RED HERRING EAST 2007: Virtual Worlds in Business

Recently, the Enterprise Irregulars, a group of analysts and bloggers covering enterprise software of which I am a member, have been discussing so-called virtual worlds, such as Second Life. An important aspect of this discussion has been the applicability of virtual worlds to business.

Recently, the Enterprise Irregulars, a group of analysts and bloggers covering enterprise software of which I am a member, have been discussing so-called virtual worlds, such as Second Life. An important aspect of this discussion has been the applicability of virtual worlds to business. It was against this backdrop that I attended a panel discussion called Living Virtually: Evolving Ways to Play and Do Business (see Wed. 4:30pm for details) at the Red Herring East 2007 conference.

The panel consisted of one VC and three people from companies supplying tools for building and working with virtual worlds. The panel presented examples of how virtual worlds can be used for more serious applications than mere entertainment, such as medical education. One panelist mentioned that a large company has used Second Life (or something similar) to hold Board meetings.

This surprised me, so I asked the question, “Why is this better than phone call or a video conference, for conducting a Board meeting?”
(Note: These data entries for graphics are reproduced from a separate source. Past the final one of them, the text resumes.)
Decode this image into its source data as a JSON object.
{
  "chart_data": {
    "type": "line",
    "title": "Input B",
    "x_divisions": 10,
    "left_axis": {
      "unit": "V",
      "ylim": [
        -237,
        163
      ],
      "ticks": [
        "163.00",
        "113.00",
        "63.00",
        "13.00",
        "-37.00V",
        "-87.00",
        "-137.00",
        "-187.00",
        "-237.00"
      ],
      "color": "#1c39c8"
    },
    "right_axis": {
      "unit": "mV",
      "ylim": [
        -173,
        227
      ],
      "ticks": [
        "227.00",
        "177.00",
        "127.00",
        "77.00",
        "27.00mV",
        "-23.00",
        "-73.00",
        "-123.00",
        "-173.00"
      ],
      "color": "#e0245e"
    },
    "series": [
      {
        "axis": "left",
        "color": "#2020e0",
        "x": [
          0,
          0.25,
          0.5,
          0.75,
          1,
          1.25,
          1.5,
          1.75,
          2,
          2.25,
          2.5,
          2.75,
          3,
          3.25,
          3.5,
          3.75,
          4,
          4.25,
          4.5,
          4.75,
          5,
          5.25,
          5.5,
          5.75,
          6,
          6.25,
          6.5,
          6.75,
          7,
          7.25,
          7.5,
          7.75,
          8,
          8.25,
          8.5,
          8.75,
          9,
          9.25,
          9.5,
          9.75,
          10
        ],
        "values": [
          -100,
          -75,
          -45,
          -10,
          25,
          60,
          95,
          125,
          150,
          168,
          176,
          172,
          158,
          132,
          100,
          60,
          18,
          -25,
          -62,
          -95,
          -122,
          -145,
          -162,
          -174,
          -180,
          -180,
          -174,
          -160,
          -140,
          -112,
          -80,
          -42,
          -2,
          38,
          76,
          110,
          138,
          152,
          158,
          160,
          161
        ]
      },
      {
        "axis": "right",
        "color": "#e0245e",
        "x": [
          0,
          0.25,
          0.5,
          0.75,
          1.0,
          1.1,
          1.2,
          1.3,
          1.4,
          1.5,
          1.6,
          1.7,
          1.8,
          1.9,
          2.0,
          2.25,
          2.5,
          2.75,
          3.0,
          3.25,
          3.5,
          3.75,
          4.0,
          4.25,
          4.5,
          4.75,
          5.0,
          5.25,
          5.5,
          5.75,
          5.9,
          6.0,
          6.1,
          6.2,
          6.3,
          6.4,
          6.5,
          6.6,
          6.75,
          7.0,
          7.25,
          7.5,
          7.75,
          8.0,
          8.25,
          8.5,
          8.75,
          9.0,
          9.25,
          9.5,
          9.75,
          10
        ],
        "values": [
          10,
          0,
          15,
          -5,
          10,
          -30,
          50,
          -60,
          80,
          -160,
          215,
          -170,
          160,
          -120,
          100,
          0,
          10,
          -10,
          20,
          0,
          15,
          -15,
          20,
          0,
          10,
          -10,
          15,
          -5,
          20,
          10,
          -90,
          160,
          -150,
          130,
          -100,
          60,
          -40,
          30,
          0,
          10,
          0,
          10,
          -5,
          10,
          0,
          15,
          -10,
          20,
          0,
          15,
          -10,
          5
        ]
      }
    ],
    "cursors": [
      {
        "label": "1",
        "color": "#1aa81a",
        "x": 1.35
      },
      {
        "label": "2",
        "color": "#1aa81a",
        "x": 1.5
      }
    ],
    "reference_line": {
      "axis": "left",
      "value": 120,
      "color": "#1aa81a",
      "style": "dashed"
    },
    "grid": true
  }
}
The panel responded that a virtual world is much better than a conference call, because the avatars (which represent meeting participants) can interact in meaningful ways, beyond what is possible in a conference call. What exactly these interactions might consist of, and why they are significant, was not made clear. Next, the panel said that virtual meetings are better than video conferencing, due to the quality problems associated with most video conferencing today. In addition, according to the panel, virtual worlds represent a fun environment — for example, you can attend the meeting with your avatar dressed as a penguin.

I then made the point that this “cute” stuff interferes with communicating, and would wear thin very quickly. The panel responded to this comment, but didn’t demonstrate any specific benefits regarding the use of virtual worlds to conduct formal business meetings.

Conclusion: If the experts can’t articulate the benefits of virtual worlds in the workplace simply and clearly, I assume the technology is not ready for prime time.

(Note: interactions and comments described in this post are my impressions from memory and are not taken from a transcript.)